Several studios took their last best shots at the box office before Avengers: Endgame kicks off the summer season a week early at the end of the month, but most ended up shooting blanks. With four new wide releases this weekend, Shazam! hung on to the top spot, ending the weekend with $25 million. That gives the film $95 million after 10 days, but the film had already doubled its production budget after worldwide grosses of over $200 million heading into Saturday. It’s not going to be a Wonder Woman or Captain Marvel sized hit, but it doesn’t have to be. It’s likely to more than triple its budget before it’s all said and done, so consider this a success for Warner Brothers.

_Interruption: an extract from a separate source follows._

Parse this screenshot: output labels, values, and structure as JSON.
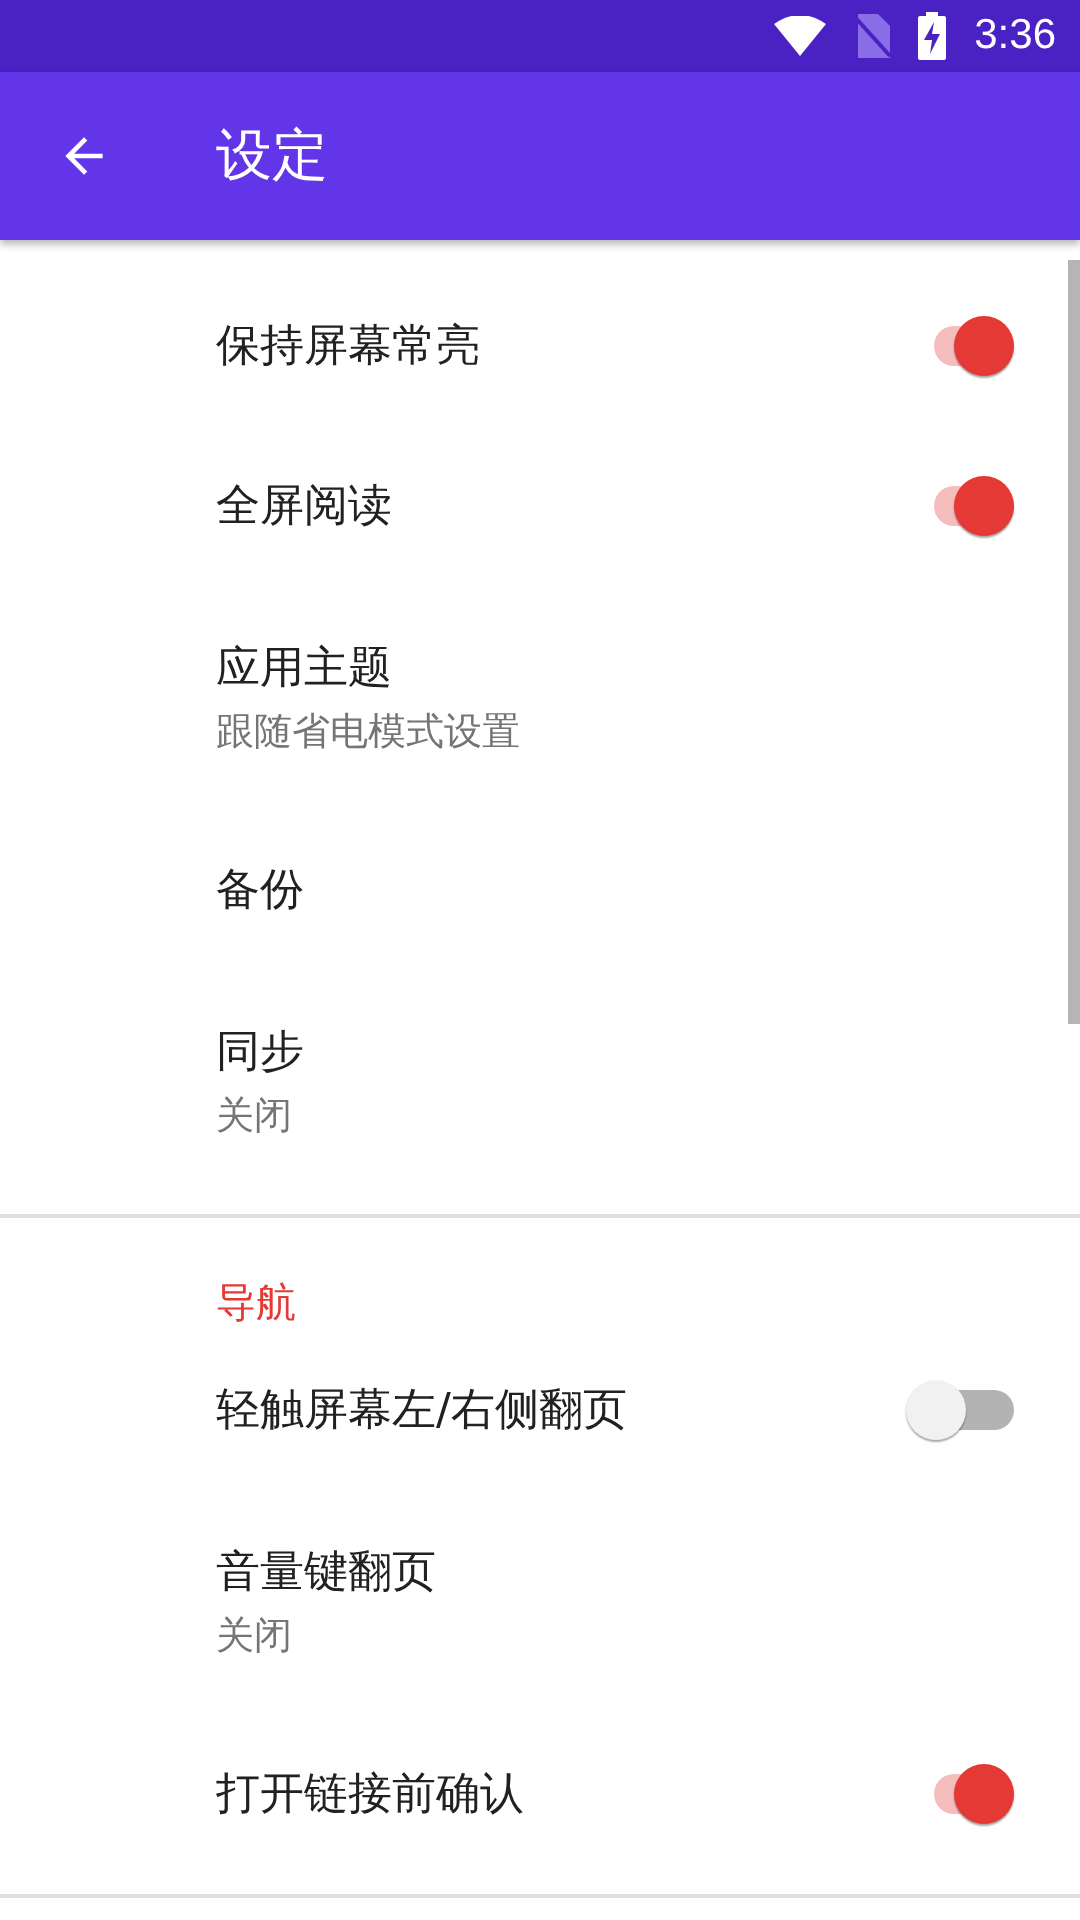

The surprise number two film this weekend, however, was Little, the body-swapping comedy directed by (Tina Gordon Chism) and starring black women (Regina Hall, Issa Rae, and Marsai Martin). Basically, the movie is Big in reverse, and the pic put up $15.5 million on only a $20 million budget thanks to a strong Cinemascore for a comedy (B+). While reviews were not stellar (48 percent), they weren’t bad enough to sink the film, either, and with a few weeks of runway with little-to-no competition, Little could be a sleeper hit for Universal.
The news wasn’t so good for Lionsgate’s Hellboy, which had to whither dreadful reviews (15 percent), a C Cinemascore, and fans who weren’t that enthused to see a Hellboy entry without Guillermo del Toro behind the camera. The pic ended the weekend with $12.3 million, significantly behind both the original Hellboy’s opening ($23 million) and that of the sequel ($34 million). The good news here is that it only cost $50 million and it could still make up the difference in overseas receipts.

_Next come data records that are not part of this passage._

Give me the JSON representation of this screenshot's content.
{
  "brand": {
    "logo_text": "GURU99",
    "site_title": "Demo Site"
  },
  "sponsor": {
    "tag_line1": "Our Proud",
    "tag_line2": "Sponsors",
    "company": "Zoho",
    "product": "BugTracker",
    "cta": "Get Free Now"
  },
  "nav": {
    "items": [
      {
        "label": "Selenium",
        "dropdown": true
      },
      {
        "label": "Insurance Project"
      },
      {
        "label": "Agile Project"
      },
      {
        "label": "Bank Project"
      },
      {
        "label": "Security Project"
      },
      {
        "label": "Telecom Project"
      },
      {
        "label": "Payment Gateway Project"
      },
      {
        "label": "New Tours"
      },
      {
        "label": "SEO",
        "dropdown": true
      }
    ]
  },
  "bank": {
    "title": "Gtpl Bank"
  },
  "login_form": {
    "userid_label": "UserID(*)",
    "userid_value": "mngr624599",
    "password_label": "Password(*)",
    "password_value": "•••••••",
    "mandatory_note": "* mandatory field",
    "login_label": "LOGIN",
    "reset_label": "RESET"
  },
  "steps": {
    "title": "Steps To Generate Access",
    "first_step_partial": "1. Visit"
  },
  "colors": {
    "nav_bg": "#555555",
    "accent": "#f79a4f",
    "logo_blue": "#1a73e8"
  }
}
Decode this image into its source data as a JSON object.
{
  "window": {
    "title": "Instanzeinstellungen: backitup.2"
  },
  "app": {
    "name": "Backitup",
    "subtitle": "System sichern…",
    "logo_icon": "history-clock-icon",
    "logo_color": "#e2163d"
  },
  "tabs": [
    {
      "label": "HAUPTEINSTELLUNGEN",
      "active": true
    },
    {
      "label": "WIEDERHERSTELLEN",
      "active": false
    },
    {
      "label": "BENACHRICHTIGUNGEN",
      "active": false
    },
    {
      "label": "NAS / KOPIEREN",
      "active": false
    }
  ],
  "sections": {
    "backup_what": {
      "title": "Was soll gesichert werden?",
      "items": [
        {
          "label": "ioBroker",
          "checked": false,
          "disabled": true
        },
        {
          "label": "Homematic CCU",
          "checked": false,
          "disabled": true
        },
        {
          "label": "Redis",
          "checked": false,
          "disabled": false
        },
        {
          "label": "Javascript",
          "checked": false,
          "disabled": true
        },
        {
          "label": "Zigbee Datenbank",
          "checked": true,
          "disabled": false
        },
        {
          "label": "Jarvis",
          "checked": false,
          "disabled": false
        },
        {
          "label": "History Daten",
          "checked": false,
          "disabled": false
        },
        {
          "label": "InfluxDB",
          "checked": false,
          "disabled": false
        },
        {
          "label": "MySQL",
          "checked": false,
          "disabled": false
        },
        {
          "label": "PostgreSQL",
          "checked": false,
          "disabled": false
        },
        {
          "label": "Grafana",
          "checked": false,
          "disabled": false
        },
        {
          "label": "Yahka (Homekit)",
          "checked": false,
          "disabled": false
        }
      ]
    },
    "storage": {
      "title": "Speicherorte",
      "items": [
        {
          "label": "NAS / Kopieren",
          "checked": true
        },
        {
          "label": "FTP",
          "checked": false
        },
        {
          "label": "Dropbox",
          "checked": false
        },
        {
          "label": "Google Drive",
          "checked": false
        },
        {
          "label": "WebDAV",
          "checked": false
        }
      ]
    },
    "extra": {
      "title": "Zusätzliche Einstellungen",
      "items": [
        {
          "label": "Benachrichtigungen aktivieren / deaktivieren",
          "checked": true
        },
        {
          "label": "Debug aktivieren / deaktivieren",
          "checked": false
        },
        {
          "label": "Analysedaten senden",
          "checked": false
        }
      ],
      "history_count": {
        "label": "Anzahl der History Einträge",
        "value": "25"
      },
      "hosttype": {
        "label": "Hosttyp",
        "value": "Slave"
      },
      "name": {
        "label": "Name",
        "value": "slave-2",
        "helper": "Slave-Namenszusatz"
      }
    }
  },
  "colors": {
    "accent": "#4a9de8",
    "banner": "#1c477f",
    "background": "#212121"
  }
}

Hellboy wasn’t the only new release to strike out this weekend, however. Laika’s Missing Link opened at number nine with only $5.8 million, despite great reviews (89 percent) and pretty decent B+ Cinemascore. It’s the lowest opening ever for Laika. I’m not sure what went wrong with this tone — it looks delightful — but I suspect that audiences aren’t that enthusiastic about stop-motion films, or parents are keeping it in reserve to give them something to do over Spring Break.